OLD Media Moves

The NYT and its relationship with CNBC

September 30, 2009

TALKING BIZ NEWS EXCLUSIVE

In Monday’s New York Times, business reporter Brian Stelter wrote a nicely detailed story about CNBC affiliates overseas and how their content is often more subdued than their American counterpart.

The story included analysis that the Times is known for, and it’s a story about a major media property that has gone ignored.

One important fact was missing from the story, however. Since January 2008, the Times and CNBC have had a content-sharing agreement mostly involve posting Times articles and other written material on CNBC’s site, and CNBC video on the Times site. That relationship was not mentioned in the story.

Such a disclosure has become more important in business journalism in recent years. The Times, for example, recently increased its disclosures related to technology columnist David Pogue‘s content to reflect his business relationships with some of the companies he writes about after criticism was raised.

Business editor Larry Ingrassia told Talking Biz News that such disclosures are decided on a case-by-case basis. He said that the paper didn’t feel as if such a disclosure was needed in Stelter’s story because the article was about a small piece of CNBC’s business.

“Is this something a reasonable reader needs to know in evaluating a story?” said Ingrassia on Wednesday afternoon. “In this case, probably not.
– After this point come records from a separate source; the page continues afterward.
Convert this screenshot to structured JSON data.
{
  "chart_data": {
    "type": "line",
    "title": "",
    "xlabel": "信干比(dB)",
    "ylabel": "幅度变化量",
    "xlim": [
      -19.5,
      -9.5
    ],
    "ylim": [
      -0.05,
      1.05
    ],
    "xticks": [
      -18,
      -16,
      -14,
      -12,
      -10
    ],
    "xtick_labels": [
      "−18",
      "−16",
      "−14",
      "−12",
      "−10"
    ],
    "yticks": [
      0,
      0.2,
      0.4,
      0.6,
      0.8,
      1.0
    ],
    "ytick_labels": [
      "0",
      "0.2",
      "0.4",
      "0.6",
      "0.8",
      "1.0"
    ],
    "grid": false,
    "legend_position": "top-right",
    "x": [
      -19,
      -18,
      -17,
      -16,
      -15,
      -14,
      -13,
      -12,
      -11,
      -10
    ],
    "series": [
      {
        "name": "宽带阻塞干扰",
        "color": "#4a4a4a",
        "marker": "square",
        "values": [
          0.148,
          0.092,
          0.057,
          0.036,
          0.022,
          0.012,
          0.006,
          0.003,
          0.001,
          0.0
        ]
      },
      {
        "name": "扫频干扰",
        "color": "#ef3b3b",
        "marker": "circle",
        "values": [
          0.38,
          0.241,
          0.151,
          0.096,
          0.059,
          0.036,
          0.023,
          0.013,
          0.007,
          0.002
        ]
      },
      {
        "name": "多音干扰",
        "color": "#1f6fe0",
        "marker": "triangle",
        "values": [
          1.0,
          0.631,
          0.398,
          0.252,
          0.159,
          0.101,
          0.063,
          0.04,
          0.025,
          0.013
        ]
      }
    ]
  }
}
In other cases, it might be.”

Ingrassia added that the Times would be more likely to disclose the relationship with CNBC if it wrote about the competition between CNBC and Fox Business Network.
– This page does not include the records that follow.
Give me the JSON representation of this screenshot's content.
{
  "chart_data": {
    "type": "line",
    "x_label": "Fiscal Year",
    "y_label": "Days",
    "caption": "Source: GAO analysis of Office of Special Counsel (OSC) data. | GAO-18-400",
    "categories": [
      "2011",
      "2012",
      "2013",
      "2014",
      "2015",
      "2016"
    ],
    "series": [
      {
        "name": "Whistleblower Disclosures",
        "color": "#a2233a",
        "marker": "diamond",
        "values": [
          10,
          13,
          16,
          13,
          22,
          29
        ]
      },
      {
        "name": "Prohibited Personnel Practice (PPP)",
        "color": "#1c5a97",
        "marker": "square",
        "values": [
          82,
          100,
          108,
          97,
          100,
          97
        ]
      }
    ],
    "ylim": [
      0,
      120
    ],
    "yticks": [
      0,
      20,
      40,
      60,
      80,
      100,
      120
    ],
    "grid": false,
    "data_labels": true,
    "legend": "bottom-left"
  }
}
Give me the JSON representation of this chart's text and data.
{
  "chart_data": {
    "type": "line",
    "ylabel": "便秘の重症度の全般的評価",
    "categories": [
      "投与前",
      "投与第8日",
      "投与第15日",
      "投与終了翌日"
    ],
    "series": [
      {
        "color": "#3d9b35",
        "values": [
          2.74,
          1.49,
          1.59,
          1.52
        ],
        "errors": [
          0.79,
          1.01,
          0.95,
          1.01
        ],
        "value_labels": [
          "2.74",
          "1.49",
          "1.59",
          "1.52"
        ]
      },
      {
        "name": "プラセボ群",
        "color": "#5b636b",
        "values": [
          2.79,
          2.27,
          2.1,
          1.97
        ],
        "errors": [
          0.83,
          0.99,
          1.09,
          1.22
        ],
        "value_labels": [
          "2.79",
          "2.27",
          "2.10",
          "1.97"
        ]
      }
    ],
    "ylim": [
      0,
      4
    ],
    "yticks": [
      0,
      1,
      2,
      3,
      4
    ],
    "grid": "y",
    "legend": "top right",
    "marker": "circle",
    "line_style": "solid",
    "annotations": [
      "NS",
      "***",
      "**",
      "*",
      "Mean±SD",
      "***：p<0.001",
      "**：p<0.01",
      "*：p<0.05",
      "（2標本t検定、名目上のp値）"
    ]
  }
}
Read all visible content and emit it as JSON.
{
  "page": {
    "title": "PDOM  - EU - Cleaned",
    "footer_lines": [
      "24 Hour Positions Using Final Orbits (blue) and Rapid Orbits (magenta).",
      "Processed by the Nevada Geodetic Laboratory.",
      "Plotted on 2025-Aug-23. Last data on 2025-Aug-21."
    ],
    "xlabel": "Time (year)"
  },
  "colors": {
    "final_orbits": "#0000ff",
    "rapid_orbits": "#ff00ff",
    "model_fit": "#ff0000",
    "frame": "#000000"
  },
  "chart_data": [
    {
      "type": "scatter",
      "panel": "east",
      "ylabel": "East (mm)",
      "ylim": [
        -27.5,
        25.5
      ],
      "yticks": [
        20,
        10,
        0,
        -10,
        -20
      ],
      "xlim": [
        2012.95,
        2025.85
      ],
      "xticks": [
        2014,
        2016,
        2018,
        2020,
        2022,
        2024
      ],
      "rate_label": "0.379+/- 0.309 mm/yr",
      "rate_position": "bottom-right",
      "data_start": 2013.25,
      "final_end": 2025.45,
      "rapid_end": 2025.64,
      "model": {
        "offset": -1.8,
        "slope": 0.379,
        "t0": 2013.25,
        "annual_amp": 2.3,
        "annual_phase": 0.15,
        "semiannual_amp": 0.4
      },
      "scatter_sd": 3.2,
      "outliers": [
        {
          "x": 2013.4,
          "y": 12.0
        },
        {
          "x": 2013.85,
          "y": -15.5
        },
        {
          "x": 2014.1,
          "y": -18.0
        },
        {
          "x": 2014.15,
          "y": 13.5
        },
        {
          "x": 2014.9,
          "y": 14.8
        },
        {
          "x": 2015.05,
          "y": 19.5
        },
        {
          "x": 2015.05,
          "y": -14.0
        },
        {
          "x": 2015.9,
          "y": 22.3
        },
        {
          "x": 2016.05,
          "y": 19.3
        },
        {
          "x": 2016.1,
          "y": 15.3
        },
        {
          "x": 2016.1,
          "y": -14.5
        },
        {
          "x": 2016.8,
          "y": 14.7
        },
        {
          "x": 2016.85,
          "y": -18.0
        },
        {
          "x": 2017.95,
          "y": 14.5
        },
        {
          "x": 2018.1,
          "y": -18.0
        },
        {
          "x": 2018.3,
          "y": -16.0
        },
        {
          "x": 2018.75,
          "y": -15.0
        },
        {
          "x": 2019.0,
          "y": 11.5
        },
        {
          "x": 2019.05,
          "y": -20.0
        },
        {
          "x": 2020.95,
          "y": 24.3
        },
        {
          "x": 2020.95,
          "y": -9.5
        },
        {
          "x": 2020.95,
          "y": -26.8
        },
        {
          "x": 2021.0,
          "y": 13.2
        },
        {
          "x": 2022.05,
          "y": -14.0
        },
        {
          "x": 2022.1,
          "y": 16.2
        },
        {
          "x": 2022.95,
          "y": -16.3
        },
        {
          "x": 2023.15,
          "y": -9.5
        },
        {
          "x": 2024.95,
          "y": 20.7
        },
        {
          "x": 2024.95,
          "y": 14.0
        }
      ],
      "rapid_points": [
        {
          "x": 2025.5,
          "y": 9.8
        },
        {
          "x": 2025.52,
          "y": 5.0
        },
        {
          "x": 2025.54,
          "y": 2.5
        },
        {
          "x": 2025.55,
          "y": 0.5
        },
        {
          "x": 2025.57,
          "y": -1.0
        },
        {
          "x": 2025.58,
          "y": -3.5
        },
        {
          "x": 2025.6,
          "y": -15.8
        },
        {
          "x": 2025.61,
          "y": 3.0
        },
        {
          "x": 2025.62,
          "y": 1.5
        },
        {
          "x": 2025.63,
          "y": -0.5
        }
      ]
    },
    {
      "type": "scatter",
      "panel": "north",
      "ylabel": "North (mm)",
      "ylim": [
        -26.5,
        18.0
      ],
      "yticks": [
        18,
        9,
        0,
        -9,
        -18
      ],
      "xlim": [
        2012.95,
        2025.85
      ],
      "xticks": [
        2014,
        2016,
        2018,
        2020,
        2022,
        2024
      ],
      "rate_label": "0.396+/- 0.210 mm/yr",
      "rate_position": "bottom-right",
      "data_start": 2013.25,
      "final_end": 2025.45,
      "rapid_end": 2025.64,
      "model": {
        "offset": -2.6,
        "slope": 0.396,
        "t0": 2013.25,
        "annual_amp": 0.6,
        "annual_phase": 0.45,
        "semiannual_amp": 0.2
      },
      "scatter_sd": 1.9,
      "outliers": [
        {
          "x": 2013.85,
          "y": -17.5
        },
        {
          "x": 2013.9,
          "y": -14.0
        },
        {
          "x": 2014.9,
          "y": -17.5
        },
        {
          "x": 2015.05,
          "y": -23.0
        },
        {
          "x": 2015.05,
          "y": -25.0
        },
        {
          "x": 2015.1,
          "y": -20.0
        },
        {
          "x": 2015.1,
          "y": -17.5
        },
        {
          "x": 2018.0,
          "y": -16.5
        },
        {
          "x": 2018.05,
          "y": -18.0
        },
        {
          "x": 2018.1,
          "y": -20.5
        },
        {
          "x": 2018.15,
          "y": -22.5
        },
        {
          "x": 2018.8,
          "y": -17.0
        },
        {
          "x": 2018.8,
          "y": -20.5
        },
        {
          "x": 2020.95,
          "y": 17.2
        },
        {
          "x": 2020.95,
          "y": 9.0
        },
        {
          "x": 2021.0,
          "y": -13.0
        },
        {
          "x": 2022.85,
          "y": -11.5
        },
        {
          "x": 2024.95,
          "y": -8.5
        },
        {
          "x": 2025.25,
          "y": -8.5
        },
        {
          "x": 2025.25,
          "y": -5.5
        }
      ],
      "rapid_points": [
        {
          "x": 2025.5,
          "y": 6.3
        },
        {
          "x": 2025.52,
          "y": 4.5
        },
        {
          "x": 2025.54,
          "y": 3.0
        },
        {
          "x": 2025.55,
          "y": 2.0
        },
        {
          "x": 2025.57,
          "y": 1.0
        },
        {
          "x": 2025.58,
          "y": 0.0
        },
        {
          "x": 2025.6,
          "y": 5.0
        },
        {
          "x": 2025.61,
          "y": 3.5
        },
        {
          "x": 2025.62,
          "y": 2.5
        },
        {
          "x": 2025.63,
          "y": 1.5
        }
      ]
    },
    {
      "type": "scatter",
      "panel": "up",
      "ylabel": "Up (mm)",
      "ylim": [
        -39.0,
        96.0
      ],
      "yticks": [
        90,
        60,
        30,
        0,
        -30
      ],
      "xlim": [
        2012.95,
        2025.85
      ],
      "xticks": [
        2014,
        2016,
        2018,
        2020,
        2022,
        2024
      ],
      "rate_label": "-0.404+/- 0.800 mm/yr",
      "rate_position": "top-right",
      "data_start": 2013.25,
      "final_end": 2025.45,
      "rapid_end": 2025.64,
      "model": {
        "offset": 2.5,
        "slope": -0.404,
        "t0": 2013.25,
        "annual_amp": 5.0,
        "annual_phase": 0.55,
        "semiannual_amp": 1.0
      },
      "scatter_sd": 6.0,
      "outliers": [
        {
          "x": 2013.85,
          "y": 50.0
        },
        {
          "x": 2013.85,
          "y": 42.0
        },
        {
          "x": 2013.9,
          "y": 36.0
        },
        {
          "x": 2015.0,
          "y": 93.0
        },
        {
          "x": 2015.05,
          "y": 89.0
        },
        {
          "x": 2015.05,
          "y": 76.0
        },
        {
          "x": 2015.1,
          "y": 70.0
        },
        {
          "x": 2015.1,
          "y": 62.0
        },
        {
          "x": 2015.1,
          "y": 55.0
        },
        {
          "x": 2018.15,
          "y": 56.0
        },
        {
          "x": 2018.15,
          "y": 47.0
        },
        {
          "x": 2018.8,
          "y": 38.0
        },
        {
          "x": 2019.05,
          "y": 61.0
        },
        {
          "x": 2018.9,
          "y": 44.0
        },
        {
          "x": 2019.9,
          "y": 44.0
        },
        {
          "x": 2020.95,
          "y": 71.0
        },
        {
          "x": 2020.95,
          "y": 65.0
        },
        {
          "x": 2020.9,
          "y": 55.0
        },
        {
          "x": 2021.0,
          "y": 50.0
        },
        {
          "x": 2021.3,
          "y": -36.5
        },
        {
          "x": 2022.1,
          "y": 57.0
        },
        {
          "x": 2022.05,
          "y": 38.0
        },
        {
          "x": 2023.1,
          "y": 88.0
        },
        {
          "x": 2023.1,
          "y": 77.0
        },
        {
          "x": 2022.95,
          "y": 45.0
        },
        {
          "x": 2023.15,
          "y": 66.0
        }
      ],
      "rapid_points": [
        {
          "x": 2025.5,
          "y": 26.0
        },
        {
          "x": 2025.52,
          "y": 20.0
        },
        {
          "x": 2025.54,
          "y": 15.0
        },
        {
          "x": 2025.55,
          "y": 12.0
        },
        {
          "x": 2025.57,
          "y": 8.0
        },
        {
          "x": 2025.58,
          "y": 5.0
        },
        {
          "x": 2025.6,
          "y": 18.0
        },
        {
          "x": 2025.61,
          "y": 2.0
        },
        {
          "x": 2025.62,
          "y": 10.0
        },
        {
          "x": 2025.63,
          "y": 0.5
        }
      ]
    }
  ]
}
“Clearly, that has much more relevance,” said Ingrassia. “We try to mention it when we think it’s an impact to the story.”

A search through the paper’s online archives shows that the lack of a disclosure related to the CNBC agreement is not unusual. Since the content sharing agreement with CNBC was announced on Jan. 7, 2008, the Times has run 389 articles mentioning CNBC.
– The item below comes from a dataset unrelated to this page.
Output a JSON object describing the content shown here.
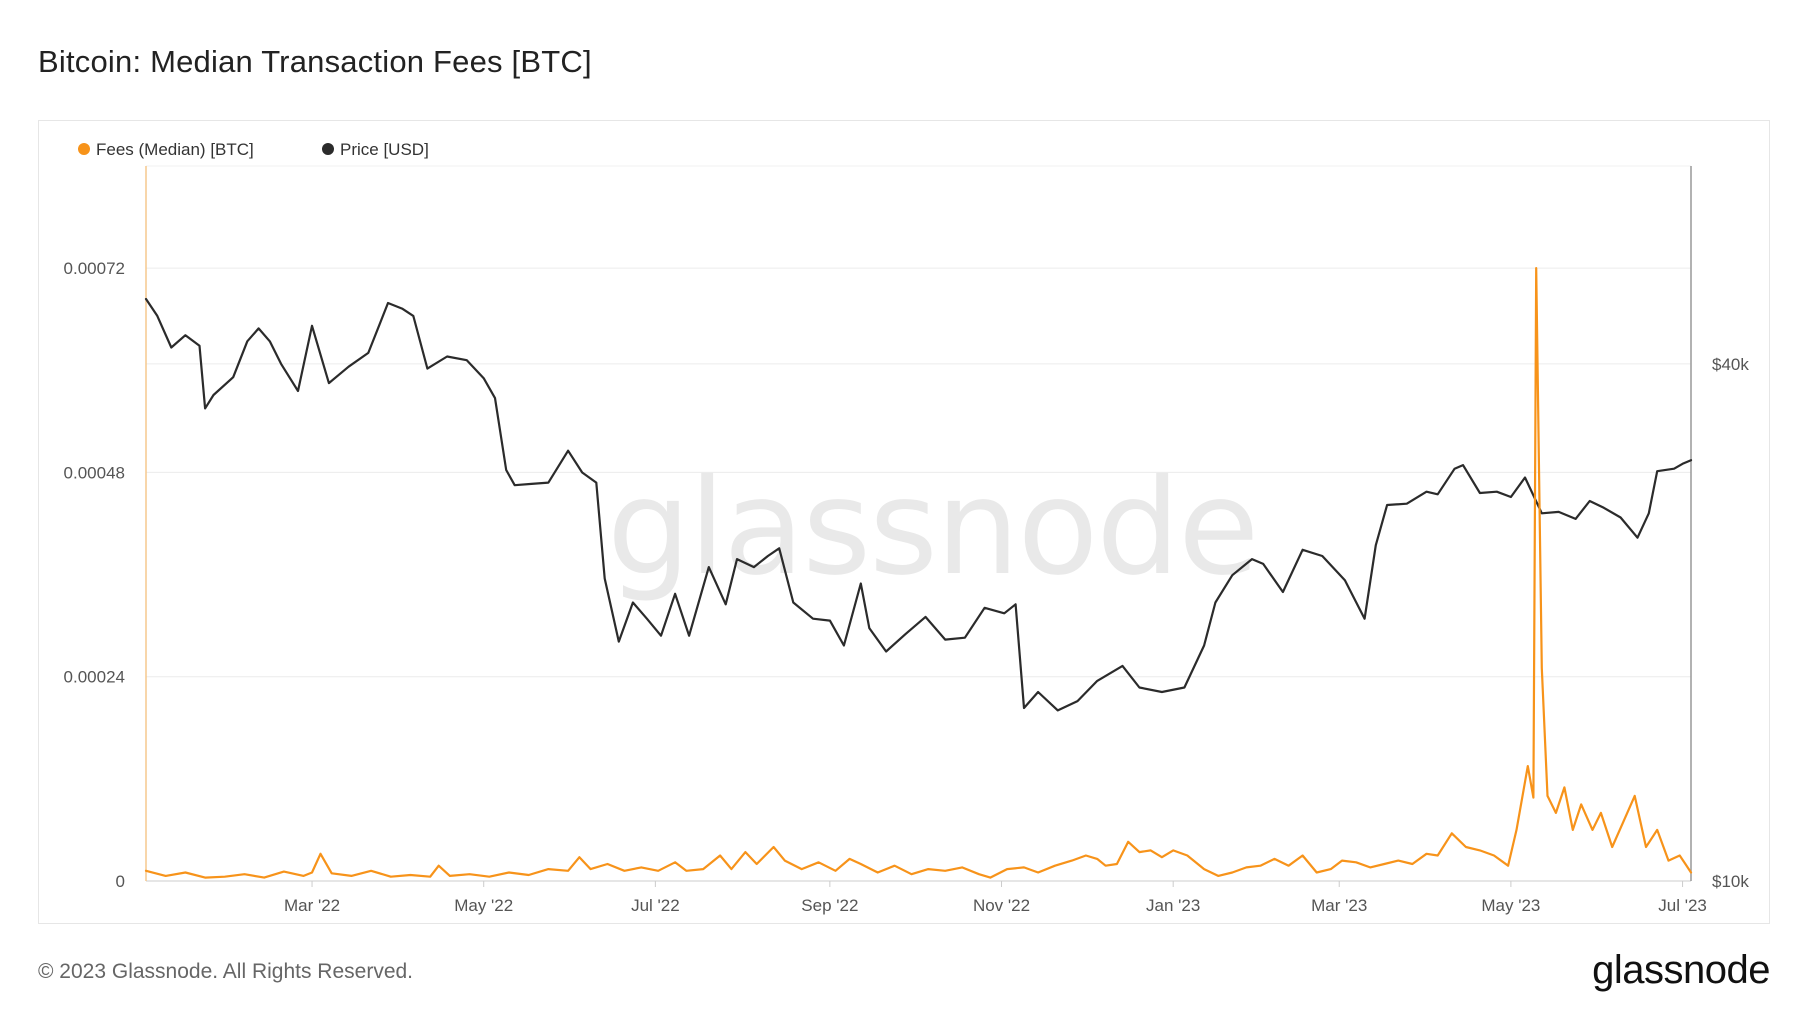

Of those, there were 42 that were either about or significantly mentioned CNBC. Of those, 35 stories did not disclose the paper’s relationship with CNBC.

The Times has run seven stories that mentioned the content-sharing agreement — including the story about the content-sharing agreement — and appended a correction to one story that disclosed the relationship.

An Oct. 2, 2008 story, written by Stelter and Jacques Steinberg, received this correction eight days later: An article last Friday about an increase in television ratings for Fox Business Network and CNBC during the financial crisis omitted CNBC’s relationship to The New York Times. CNBC, which is owned by NBC Universal, has a content-sharing agreement with The Times.